Lisboa começa a recuperar energia após apagão, mas não há previsão para normalização total

Autoridades portuguesas priorizam abastecimento de hospitais

Lisboa e outras regiões de Portugal começaram, na noite desta segunda-feira (28), a ter o fornecimento de energia elétrica parcialmente restabelecido após o apagão que afetou a Península Ibérica desde o fim da manhã. Segundo reportagem do jorna português O Público, reproduzida por O Globo, o centro da capital portuguesa voltou a ter luz por volta das 20h45 no horário local (16h45 em Brasília), enquanto em algumas zonas do Grande Porto o fornecimento foi retomado ainda mais cedo, às 20h20.

Apesar dos avanços, o administrador das Redes Energéticas Nacionais (REN), João Faria Conceição, afirmou em entrevista coletiva que ainda não há previsão para a normalização total do sistema. “A normalização total é difícil de prever. A prioridade agora são os consumos prioritários, como os hospitais”, explicou. Segundo ele, a expectativa era que a energia voltasse à Grande Porto em cerca de duas horas, enquanto Lisboa deveria demorar mais, com uma previsão inicial de cinco a seis horas para a retomada de setores essenciais.

De acordo com a REN, cerca de 750 mil consumidores já haviam tido o fornecimento regularizado até o fim da tarde. Em paralelo, a Espanha informou que a situação estava estabilizada em 50% do país.

Causas ainda sob investigação

O motivo do blecaute, que deixou Portugal e Espanha praticamente sem energia por horas, ainda está sob investigação. Conceição relatou que o sistema elétrico português sofreu uma “grande oscilação de tensões” proveniente da rede espanhola, o que acabou provocando um desequilíbrio geral. “Ainda não temos toda a certeza sobre as causas”, disse o executivo, ao descartar, no momento, qualquer confirmação sobre a hipótese de ataque cibernético.

A versão do administrador foi corroborada pelo primeiro-ministro de Portugal, Luís Montenegro, que também afirmou ser prematuro apontar uma origem deliberada para o apagão. “Eu creio que é importante dizer que não está nada afastado, mas não há nenhuma indicação também que aponte nesse sentido”, declarou.

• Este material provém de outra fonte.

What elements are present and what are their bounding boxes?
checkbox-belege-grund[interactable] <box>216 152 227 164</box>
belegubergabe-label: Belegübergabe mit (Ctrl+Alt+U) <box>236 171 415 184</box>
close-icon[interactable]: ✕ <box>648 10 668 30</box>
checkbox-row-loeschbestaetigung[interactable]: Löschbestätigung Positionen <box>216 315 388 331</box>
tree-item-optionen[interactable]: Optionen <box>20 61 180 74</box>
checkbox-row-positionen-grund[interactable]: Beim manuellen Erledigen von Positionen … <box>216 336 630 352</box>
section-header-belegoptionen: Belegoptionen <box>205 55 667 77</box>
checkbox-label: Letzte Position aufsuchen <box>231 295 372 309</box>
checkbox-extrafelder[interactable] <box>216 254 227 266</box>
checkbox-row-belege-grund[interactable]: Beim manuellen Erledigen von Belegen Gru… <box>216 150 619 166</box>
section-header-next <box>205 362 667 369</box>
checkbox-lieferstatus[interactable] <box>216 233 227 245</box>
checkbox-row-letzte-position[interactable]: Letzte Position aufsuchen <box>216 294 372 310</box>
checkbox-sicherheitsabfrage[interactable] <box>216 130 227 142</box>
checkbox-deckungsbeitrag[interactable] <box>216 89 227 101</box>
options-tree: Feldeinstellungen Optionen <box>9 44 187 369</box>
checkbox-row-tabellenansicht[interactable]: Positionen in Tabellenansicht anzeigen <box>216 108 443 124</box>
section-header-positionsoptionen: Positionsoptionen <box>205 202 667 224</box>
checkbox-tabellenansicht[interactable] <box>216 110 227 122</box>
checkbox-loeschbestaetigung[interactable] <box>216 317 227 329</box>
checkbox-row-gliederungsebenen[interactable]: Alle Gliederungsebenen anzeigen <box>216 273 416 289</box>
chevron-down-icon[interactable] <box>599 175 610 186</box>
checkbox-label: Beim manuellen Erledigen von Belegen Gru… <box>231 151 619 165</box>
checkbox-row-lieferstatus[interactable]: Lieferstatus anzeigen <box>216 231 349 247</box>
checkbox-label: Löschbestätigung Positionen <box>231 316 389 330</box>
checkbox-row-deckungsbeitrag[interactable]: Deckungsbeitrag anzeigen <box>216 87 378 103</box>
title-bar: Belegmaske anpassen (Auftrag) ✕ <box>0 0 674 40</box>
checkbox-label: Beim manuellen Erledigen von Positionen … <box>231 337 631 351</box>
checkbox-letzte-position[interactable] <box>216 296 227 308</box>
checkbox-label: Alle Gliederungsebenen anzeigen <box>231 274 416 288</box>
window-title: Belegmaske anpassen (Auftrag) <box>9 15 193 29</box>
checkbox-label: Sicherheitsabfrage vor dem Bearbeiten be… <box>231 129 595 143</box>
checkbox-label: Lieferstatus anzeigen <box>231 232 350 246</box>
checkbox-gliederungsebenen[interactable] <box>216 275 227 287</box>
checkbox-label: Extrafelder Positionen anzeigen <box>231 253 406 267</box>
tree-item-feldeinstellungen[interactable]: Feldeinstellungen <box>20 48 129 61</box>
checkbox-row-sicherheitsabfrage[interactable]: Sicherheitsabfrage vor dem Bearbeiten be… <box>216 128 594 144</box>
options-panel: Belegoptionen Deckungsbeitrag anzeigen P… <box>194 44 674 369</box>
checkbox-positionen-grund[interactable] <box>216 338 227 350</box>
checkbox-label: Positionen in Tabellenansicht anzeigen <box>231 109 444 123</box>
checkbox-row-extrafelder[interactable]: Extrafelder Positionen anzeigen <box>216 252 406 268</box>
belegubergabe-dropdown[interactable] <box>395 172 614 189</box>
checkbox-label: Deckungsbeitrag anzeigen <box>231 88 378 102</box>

Enquanto isso, autoridades espanholas e portuguesas seguem avaliando as possíveis causas do evento. O primeiro-ministro da Espanha, Pedro Sánchez, citou uma “forte oscilação” na rede elétrica europeia como provável origem da falha. Já o ministro da Presidência de Portugal, Leitão Amaro, atribuiu o problema a um defeito na rede de distribuição espanhola.

Operação de emergência

Em resposta à crise, o governo português ativou rapidamente duas centrais energéticas locais — a hidrelétrica de Castelo de Bode e a termelétrica de Tapada do Outeiro — para reforçar o abastecimento interno. O esforço foi essencial para iniciar o restabelecimento em áreas prioritárias, como hospitais e serviços públicos.

Apesar das especulações iniciais, como a possibilidade de um ataque cibernético russo, tanto a Comissão Europeia quanto o Conselho Europeu e outras autoridades descartaram, até o momento, sinais de uma ação deliberada. O Instituto Nacional de Cibersegurança da Espanha (Incibe) também afirmou que está investigando, mas não encontrou provas concretas de ciberataque.

Por outro lado, a REN teve de desmentir informações falsas divulgadas após o apagão. Em entrevista ao New York Times, o porta-voz da companhia, Bruno Silva, classificou como “fake news” a hipótese de que um fenômeno atmosférico raro teria causado o blecaute. “Isso tem causado uma dor de cabeça enorme”, afirmou Silva.

Situação ainda demanda cautela

Com a energia sendo retomada de forma gradual, a prioridade nos dois países segue sendo a estabilização do fornecimento em áreas críticas. O Conselho de Segurança Nacional da Espanha foi acionado para acompanhar a evolução do quadro.

Embora parte da população já tenha tido o serviço restabelecido, autoridades alertam que a situação ainda é instável e que as causas definitivas só deverão ser conhecidas após análises técnicas mais aprofundadas.